Thermocouples are rugged, wide-range temperature sensors used in engines, furnaces, turbines, process plants, electronics, cryogenic systems, and laboratory testing. They measure temperature difference, not absolute temperature, so accurate use requires reference-junction compensation, correct thermocouple type, suitable wiring, and calibration over the expected range.
A thermocouple consists of two dissimilar conductors joined at a measurement junction. A temperature difference between that junction and the reference junction generates a small voltage.
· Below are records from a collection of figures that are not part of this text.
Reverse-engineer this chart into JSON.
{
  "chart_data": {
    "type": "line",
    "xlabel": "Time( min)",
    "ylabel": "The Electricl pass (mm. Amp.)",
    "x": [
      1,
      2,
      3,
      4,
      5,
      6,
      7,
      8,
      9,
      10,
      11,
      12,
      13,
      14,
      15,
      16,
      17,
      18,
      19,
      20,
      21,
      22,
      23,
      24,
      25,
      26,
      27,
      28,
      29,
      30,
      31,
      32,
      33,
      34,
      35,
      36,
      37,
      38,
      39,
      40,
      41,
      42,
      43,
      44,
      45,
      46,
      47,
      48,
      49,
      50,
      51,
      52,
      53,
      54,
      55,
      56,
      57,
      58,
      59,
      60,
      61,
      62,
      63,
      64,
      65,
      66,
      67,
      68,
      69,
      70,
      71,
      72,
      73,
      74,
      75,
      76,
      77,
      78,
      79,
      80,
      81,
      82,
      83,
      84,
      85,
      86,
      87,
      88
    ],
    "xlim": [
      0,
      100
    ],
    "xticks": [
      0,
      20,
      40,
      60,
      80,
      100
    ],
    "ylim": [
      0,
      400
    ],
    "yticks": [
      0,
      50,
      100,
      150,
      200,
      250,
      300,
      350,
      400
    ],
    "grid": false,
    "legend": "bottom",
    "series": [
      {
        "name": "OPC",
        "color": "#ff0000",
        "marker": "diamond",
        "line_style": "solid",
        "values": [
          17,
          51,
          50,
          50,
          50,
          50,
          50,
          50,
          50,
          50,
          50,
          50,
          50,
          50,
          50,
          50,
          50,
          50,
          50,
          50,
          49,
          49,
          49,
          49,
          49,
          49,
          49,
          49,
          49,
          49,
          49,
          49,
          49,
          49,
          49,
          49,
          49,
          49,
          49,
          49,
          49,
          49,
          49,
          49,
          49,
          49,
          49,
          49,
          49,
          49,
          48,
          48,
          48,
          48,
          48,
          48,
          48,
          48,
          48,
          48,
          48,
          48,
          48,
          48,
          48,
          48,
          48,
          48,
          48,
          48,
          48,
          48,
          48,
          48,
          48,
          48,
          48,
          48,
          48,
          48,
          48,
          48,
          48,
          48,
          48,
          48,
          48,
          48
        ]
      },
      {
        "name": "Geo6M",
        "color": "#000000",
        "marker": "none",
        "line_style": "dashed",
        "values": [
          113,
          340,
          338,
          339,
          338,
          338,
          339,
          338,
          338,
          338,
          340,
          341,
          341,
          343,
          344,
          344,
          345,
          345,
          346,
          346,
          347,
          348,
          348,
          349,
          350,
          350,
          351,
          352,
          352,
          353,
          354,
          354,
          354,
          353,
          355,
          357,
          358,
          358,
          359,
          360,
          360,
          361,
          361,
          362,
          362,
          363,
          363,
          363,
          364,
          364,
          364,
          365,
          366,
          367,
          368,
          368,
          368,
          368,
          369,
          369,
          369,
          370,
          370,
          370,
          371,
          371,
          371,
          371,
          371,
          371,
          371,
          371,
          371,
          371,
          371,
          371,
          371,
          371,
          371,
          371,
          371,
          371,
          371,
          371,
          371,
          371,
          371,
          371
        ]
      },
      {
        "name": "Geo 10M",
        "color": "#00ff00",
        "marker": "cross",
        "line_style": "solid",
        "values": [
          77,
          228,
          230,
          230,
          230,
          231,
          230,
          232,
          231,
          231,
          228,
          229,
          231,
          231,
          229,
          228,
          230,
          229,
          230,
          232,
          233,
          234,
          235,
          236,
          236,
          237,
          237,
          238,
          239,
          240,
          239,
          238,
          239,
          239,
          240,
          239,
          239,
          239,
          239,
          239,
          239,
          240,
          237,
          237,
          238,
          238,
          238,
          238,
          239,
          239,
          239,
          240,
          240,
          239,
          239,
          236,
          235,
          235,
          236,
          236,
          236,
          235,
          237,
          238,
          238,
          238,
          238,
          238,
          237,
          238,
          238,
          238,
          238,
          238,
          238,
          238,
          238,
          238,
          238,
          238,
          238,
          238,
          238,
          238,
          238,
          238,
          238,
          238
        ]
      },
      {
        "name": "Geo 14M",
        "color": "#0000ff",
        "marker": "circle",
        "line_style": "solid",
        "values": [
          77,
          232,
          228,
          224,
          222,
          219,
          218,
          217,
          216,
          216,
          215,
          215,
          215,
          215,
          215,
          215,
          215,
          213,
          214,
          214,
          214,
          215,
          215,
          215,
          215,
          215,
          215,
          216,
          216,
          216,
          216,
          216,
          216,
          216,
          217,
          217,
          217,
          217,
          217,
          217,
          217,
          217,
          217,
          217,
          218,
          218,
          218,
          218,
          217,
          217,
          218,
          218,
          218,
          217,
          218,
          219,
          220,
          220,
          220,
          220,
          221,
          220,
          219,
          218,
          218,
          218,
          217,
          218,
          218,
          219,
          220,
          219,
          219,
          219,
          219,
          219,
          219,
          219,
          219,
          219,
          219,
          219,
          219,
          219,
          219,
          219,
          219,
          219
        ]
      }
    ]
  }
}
The relationship between voltage and temperature is nonlinear and depends on thermocouple type, so practical instruments use standard tables or calibration polynomials.
Common types include K, J, T, E, N, R, S, and B. They differ in temperature range, sensitivity, oxidation resistance, stability, cost, and compatibility with the environment. The sheath, insulation, junction style, response time, and mounting method often matter as much as the thermocouple alloy.
Engineering use
Thermocouples are useful where ruggedness and wide temperature range are more important than very high absolute accuracy. They can be grounded, ungrounded, or exposed. Grounded junctions respond quickly but can introduce ground loops. Ungrounded junctions improve electrical isolation but respond more slowly. Exposed junctions are fast but vulnerable to contamination and mechanical damage.
Cold-junction compensation is mandatory because the measured voltage corresponds to a temperature difference. Extension wire must match the thermocouple type or use proper compensated alloys; ordinary copper connections in a thermal gradient can create unwanted thermoelectric voltages.
Common mistakes
A common mistake is assuming a thermocouple directly measures the hottest point near it. It measures the junction temperature, which can differ from the target because of conduction along the wire, radiation, poor contact, response lag, or gas-flow effects. Another is mixing thermocouple types or using the wrong extension wire. A strong thermocouple review states type, junction style, sheath material, mounting method, reference-junction compensation, calibration class, response time, electrical isolation, and expected thermal gradients.